Twitter is the new 4chan
People Twitter
People tweeting stuff. We allow tweets from anyone.
RULES:
- Mark NSFW content.
- No doxxing people.
- Must be a pic of the tweet or similar. No direct links to the tweet.
- No bullying or international politcs
- Be excellent to each other.
- Provide an archived link to the tweet (or similar) being shown if it's a major figure or a politician. Archive.is the best way.
Teamspeak is actually insane in 2026. Just goes to show what kind of progress in online communicators can be made if you invest into anything reasonable and not surveillance.
I mean TeamSpeak did only one thing, and it was good.
I used to be on TeamSpeak, and I actually switched over to Discord. Oh the irony. Those were quite the times, people went straight for the voice chat, and I learned to be brave and speak proper English in chat (people chatted less than they talked).
I unlearned that almost completely since.
My group never left fortunately. We still have a dude paying to host a ts3 server and we always get weird comments when we occasionally invite people we play with
TeamSpeak can only replace the voice chatting aspect. The vast majority of people use discord for text chat.
It's really such a different beast. You can chat in a discord server while you're on your phone when you're unavailable to chat on voice. I know teamspeak has an app, but it was clunky last time I bothered with it, and it's still not that type of experience. People love discord chat, they love the emotes, they love their profiles. I just can't see a lot of people giving that up.
And like I've said earlier, I'm not even sure if most people are aware of the changes or if they even care. The people from Aus or the UK that I've seen on discord lately seem like they're just dealing with the id requirements.
This is my issue with finding a replacement, text and voice in one with specific channels.
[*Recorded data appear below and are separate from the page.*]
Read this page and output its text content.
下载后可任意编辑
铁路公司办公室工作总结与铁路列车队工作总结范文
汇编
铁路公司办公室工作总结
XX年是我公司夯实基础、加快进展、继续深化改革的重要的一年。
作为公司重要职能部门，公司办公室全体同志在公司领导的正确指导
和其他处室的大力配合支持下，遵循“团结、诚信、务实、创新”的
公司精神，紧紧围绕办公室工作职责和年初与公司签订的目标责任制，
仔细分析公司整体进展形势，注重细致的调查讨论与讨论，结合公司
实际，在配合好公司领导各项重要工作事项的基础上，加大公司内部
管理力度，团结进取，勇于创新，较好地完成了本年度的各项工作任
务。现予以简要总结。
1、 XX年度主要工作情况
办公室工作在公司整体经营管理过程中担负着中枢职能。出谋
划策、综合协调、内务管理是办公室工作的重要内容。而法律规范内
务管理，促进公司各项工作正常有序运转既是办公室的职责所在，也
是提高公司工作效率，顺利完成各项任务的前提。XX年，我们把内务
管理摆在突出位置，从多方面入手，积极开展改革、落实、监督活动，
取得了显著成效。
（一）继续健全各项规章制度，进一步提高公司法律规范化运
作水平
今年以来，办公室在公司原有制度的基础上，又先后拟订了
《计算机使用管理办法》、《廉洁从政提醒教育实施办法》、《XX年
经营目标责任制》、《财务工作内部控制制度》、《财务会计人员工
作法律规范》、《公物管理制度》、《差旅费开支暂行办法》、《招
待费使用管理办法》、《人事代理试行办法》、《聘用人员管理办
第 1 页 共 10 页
I like to segregate my topics so things don't get too cluttered, it's why I moved from Skype to Discord originally. But I also want my voice chat and text chats to be in the same program.
I've used Ventrilo and TeamSpeak before for voice and I liked the self hosting option, but no text. IRC is text without voice. Matrix looks... complicated to self host.
So I'm looking at Stoat (formerly Revolt)
This is my issue with finding a replacement, text and voice in one with specific channels.
Currently, Movim offers very good text chat (even offers optional encryption!), as well as group video/voice calls as well as screensharing with audio (must use a chromium browser to share the audio for now). It also has fully fleshed out and working federation, which is super important in the long-term. it works across all platforms, and runs in the browser.
Downsides: It is currently missing Discord-like servers with rooms, but the dev is actively working on implementing those, and later drop-in voice rooms. They also just launched a funding drive to help accelerate development. It's not quite as polished and smooth as Discord in the UX department, but it does work reliably, and it's available right now.
If those tradeoffs aren't deal breakers, than I'd say it's definitely worth a try. It's very quick to sign-up to test, as it doesn't require an email.
So I’m looking at Stoat (formerly Revolt)
Currently, Stoat cannot yet perform video calls or screenshare, though I believe they are working on that. It is also not federated, and I don't believe there are plans to implement any federation, which is personally a big knock against it.
I'd say if you find that Movim isn't workable for you, you may want to wait for Fluxer to improve, as that does plan to implement federation and limited encryption, the downside is it's quite buggy at the moment, and it could be a while before it's ready.
Hope that helps :)
Also @QueenHawlSera@sh.itjust.works, @kurcatovium@piefed.social
Fluxer. Literally just fluxer. It's being made by a ex security tester for discord. Already 90%+ feature parity with discord.
The free user experience is solid and its funding is a rather simple and straight forward sub model to support centralized hosting for the less technical users or larger communities. With an option to self host, self hosting is free provides all the same benefits as the sub as it should since you arnt using their bandwidth.
The only problem with it is it just rolled into beta and is being overloaded with new users.
The mobile app is under development but has a bunch of flutter devs working on it. And the pwa app works extremely well in the mean time.
That being said from what I’ve seen teamspeak has had a big redesign from what it used to be. It echos discord a lot more now in design
Steam had 90% of the tooling just needs polishing
I never thought about that. I use the voice chat a little bit, but you are right that it works well enough and I can stream my games.
The only pain point would be for people that don't use steam for whatever reason. Discord offers the web interface which is useful when video chatting with non gamers.